I found the definition of characteristic kernels in this reference : https://www.ism.ac.jp/~fukumizu/papers/fukumizu_etal_nips2007_extended.pdf. To me it is a little bit strange definition. As far as I understood : consider a kernel [$]k(x,y)[$], generating a space of functions [$]H_k[$]. It is said characteristic if for any two probability measure [$]\mu, \nu[$], if [$]\int f(x) d\mu = \int f(x) d\nu[$] for any [$]f \in H_k[$] implies [$]\mu = \nu[$]. I would say that both definition (characteristic and universal kernels) are almost surely equivalent ;)
 
User avatar
Cuchulainn
Topic Author
Posts: 20252
Joined: July 16th, 2004, 7:38 am
Location: 20, 000

Re: Universal Approximation theorem

December 13th, 2020, 5:10 pm

time for reflection...


Some updates on Cybenko holy Universal Approximation Theorem (1989).

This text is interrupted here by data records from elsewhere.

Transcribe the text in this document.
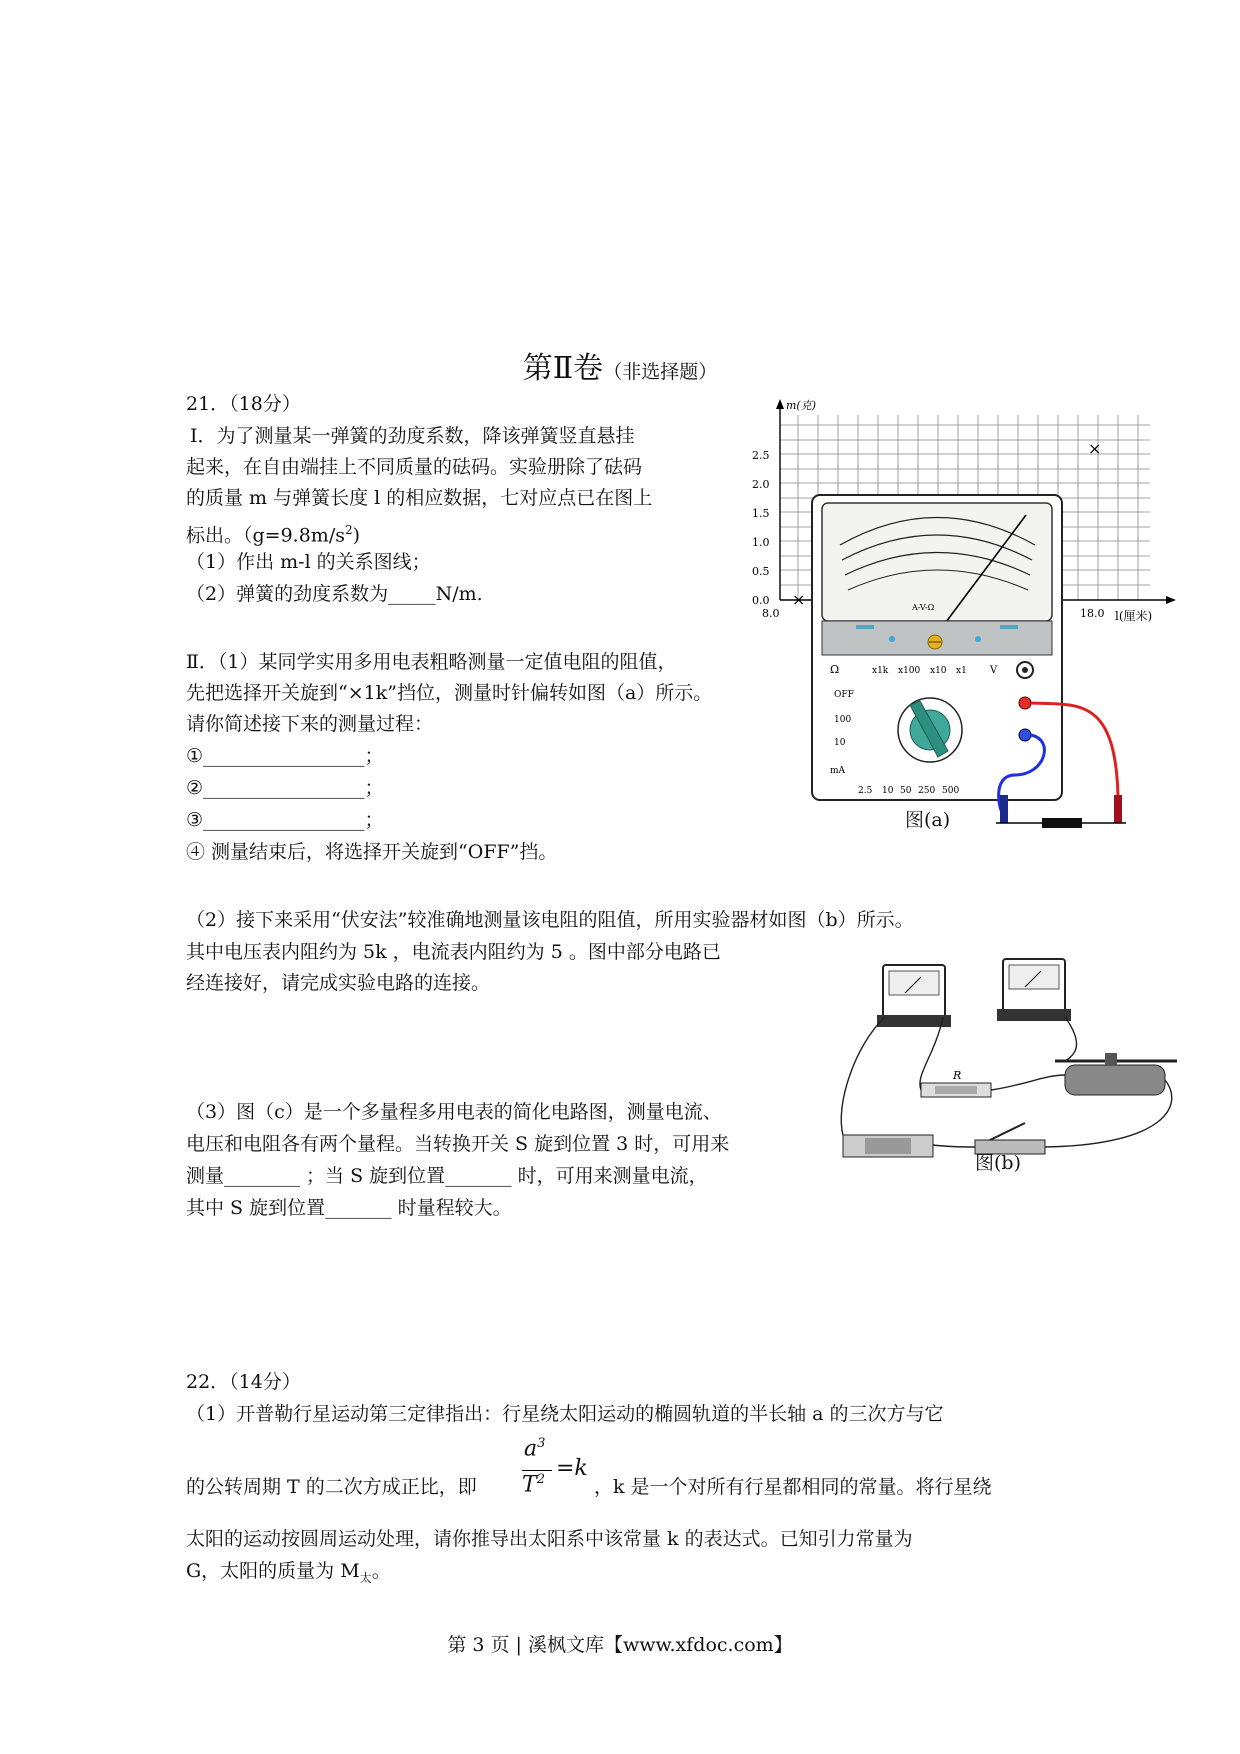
第Ⅱ卷（非选择题）
21．（18分）
Ⅰ．为了测量某一弹簧的劲度系数，降该弹簧竖直悬挂
起来，在自由端挂上不同质量的砝码。实验册除了砝码
的质量 m 与弹簧长度 l 的相应数据，七对应点已在图上
标出。$(g=9.8m/s^2)$
（1）作出 m-l 的关系图线；
（2）弹簧的劲度系数为_____N/m.
Ⅱ．（1）某同学实用多用电表粗略测量一定值电阻的阻值，
先把选择开关旋到“×1k”挡位，测量时针偏转如图（a）所示。
请你简述接下来的测量过程：
①_________________；
②_________________；
③_________________；
④ 测量结束后，将选择开关旋到“OFF”挡。
（2）接下来采用“伏安法”较准确地测量该电阻的阻值，所用实验器材如图（b）所示。
其中电压表内阻约为 5k ，电流表内阻约为 5 。图中部分电路已
经连接好，请完成实验电路的连接。
（3）图（c）是一个多量程多用电表的简化电路图，测量电流、
电压和电阻各有两个量程。当转换开关 S 旋到位置 3 时，可用来
测量________ ；当 S 旋到位置_______ 时，可用来测量电流，
其中 S 旋到位置_______ 时量程较大。
m(克)
l(厘米)
0.0
0.5
1.0
1.5
2.0
2.5
8.0	18.0
×
×	A-V-Ω
Ω	x1k x100 x10 x1 V
OFF
100
10
mA
2.5 10 50 250 500
图(a)
R
图(b)
22．（14分）
（1）开普勒行星运动第三定律指出：行星绕太阳运动的椭圆轨道的半长轴 a 的三次方与它
$a^3$
$T^2 =k$
的公转周期 T 的二次方成正比，即	，k 是一个对所有行星都相同的常量。将行星绕
太阳的运动按圆周运动处理，请你推导出太阳系中该常量 k 的表达式。已知引力常量为
G，太阳的质量为 $M_太$。
第 3 页 | 溪枫文库【www.xfdoc.com】
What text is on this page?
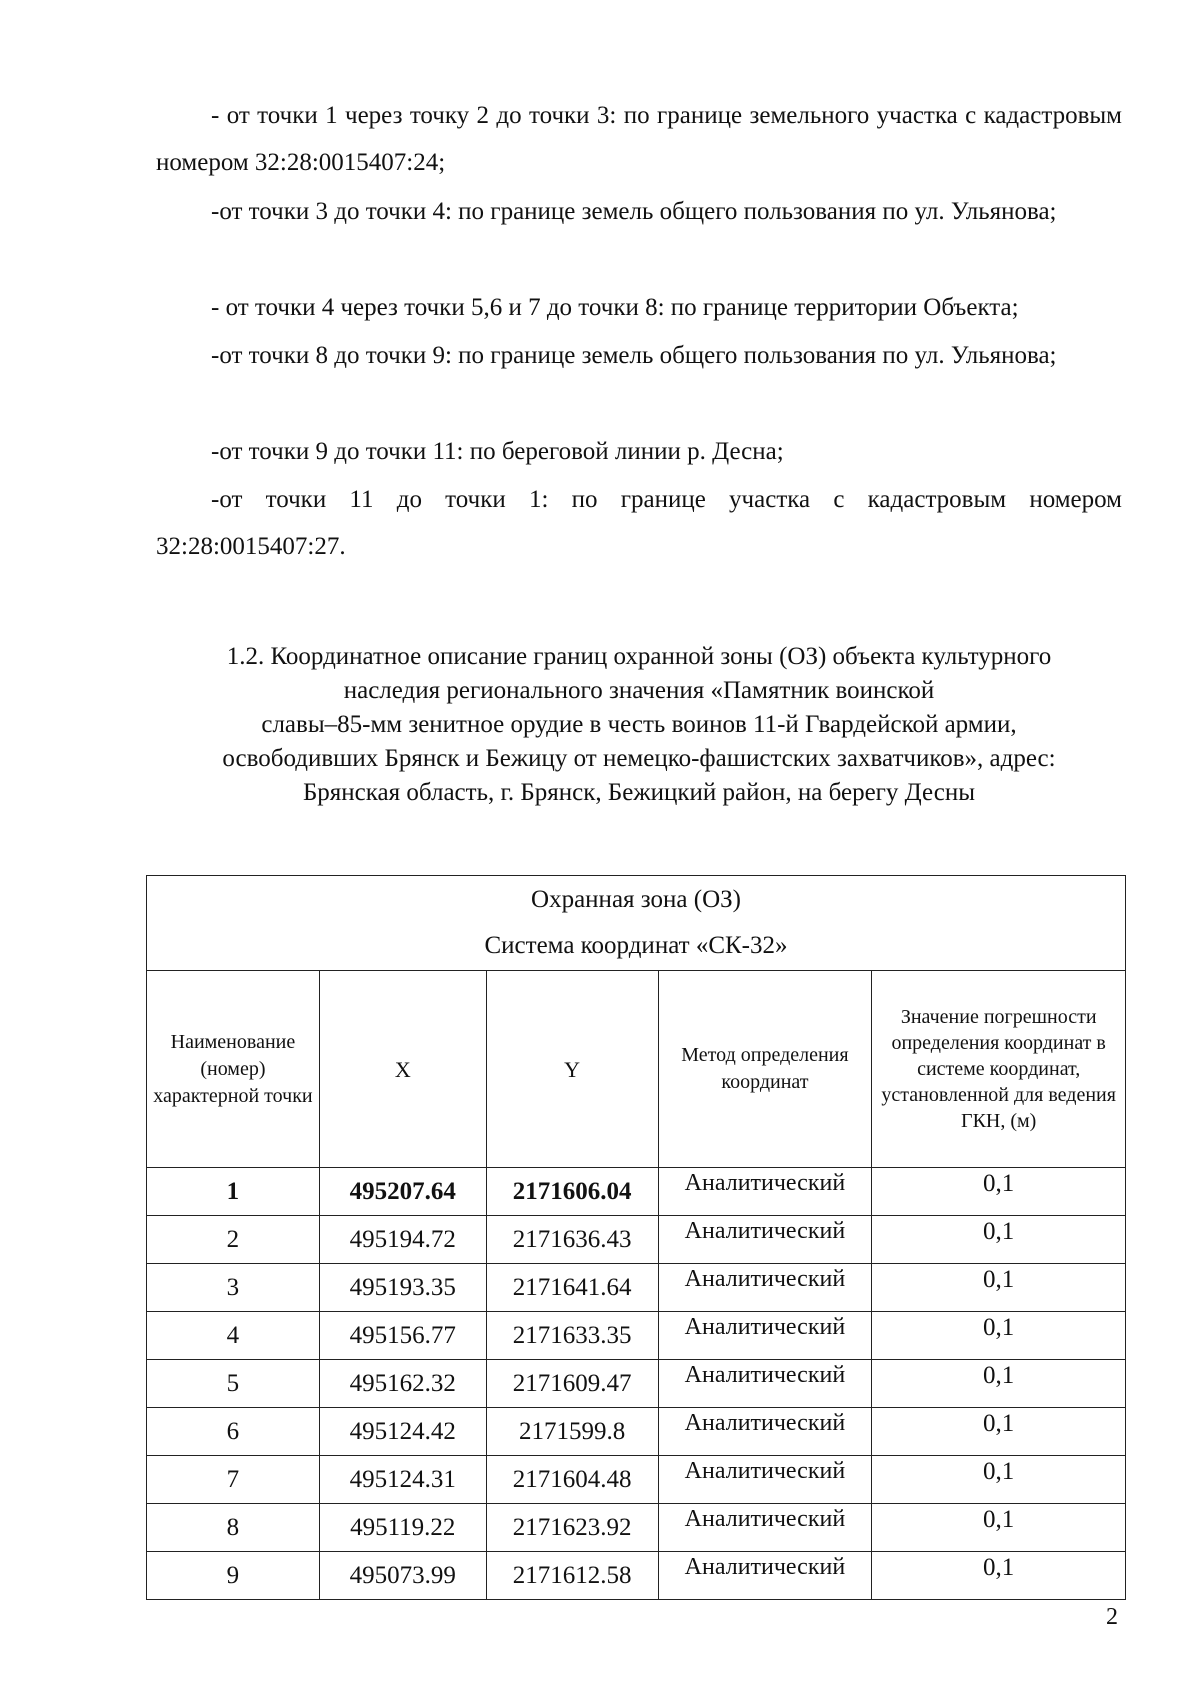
- от точки 1 через точку 2 до точки 3: по границе земельного участка с кадастровым номером 32:28:0015407:24;

-от точки 3 до точки 4: по границе земель общего пользования по ул. Ульянова;

- от точки 4 через точки 5,6 и 7 до точки 8: по границе территории Объекта;

-от точки 8 до точки 9: по границе земель общего пользования по ул. Ульянова;

-от точки 9 до точки 11: по береговой линии р. Десна;

-от точки 11 до точки 1: по границе участка с кадастровым номером 32:28:0015407:27.

1.2. Координатное описание границ охранной зоны (ОЗ) объекта культурного
наследия регионального значения «Памятник воинской
славы–85-мм зенитное орудие в честь воинов 11-й Гвардейской армии,
освободивших Брянск и Бежицу от немецко-фашистских захватчиков», адрес:
Брянская область, г. Брянск, Бежицкий район, на берегу Десны
Охранная зона (ОЗ)
Система координат «СК-32»				

Наименование (номер) характерной точки	X	Y	Метод определения координат	Значение погрешности определения координат в системе координат, установленной для ведения ГКН, (м)
1	495207.64	2171606.04	Аналитический	0,1
2	495194.72	2171636.43	Аналитический	0,1
3	495193.35	2171641.64	Аналитический	0,1
4	495156.77	2171633.35	Аналитический	0,1
5	495162.32	2171609.47	Аналитический	0,1
6	495124.42	2171599.8	Аналитический	0,1
7	495124.31	2171604.48	Аналитический	0,1
8	495119.22	2171623.92	Аналитический	0,1
9	495073.99	2171612.58	Аналитический	0,1
2
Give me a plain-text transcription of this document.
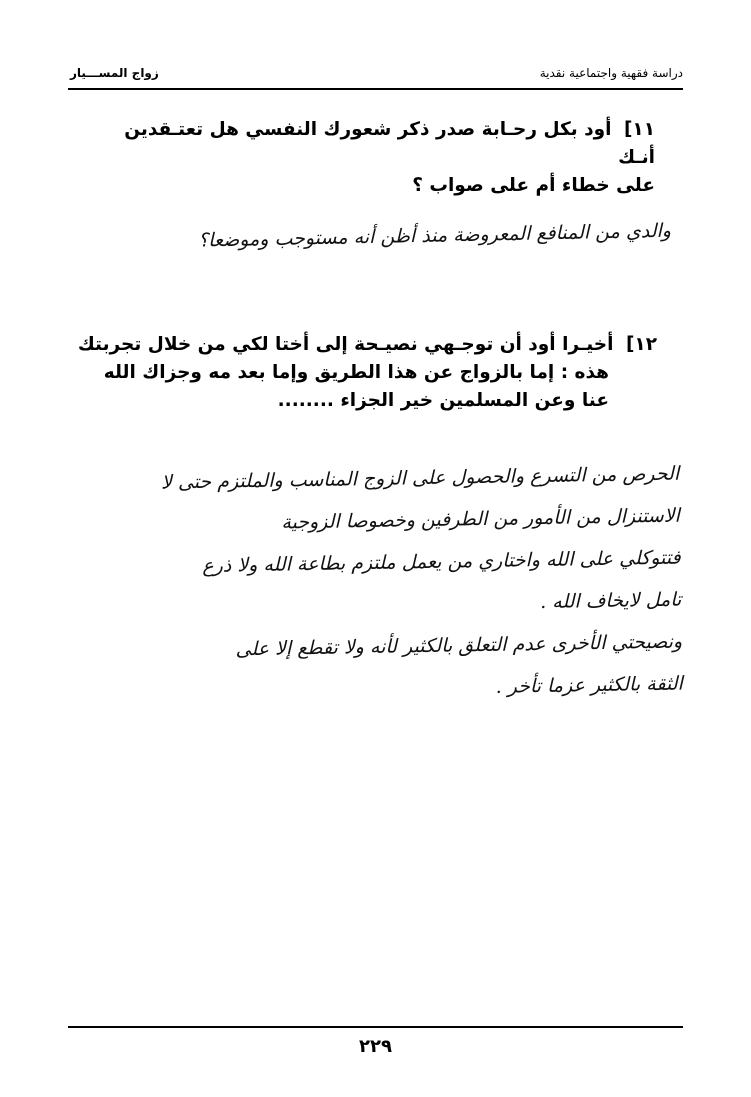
دراسة فقهية واجتماعية نقدية
زواج المســـيار
١١] أود بكل رحـابة صدر ذكر شعورك النفسي هل تعتـقدين أنـك
على خطاء أم على صواب ؟
والدي من المنافع المعروضة منذ أظن أنه مستوجب وموضعا؟
١٢] أخيـرا أود أن توجـهي نصيـحة إلى أختا لكي من خلال تجربتك
هذه : إما بالزواج عن هذا الطريق وإما بعد مه وجزاك الله
عنا وعن المسلمين خير الجزاء ........
الحرص من التسرع والحصول على الزوج المناسب والملتزم حتى لا
الاستنزال من الأمور من الطرفين وخصوصا الزوجية
فتتوكلي على الله واختاري من يعمل ملتزم بطاعة الله ولا ذرع
تامل لايخاف الله .
ونصيحتي الأخرى عدم التعلق بالكثير لأنه ولا تقطع إلا على
الثقة بالكثير عزما تأخر .
٢٢٩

Has it stood the test of time?

Classical measure theory is fundamentally non-constructive, since the classical definition of Lebesgue measure does not describe any way to compute the measure of a set or the integral of a function. In fact, if one thinks of a function just as a rule that "inputs a real number and outputs a real number" then there cannot be any algorithm to compute the integral of a function, since any algorithm would only be able to call finitely many values of the function at a time, and finitely many values are not enough to compute the integral to any nontrivial accuracy.”



All fine, but where does measure theory help in approximation theory, functional and numerical analysis? How would you answer as

. Data scientist
. Computer scientist
. Pure mathematician
. Physicist
. Philospher (the full cycle)
 
Nice warm feelings but we need a priori estimates.
It is now almost 2021,
 
https://en.wikipedia.org/wiki/Universal ... on_theorem
 
User avatar
Cuchulainn
Topic Author
Posts: 20252
Joined: July 16th, 2004, 7:38 am
Location: 20, 000

Re: Universal Approximation theorem

January 16th, 2021, 6:09 pm

Deep, Skinny Neural Networks are not Universal Approximators

https://arxiv.org/abs/1810.00393

trial and error?
 
User avatar
JohnLeM
Posts: 379
Joined: September 16th, 2008, 7:15 pm

Re: Universal Approximation theorem

January 29th, 2021, 5:49 pm

Deep, Skinny Neural Networks are not Universal Approximators

https://arxiv.org/abs/1810.00393

trial and error?
I just read quickly this paper. @Cuchulainn thank you, it is very valuable !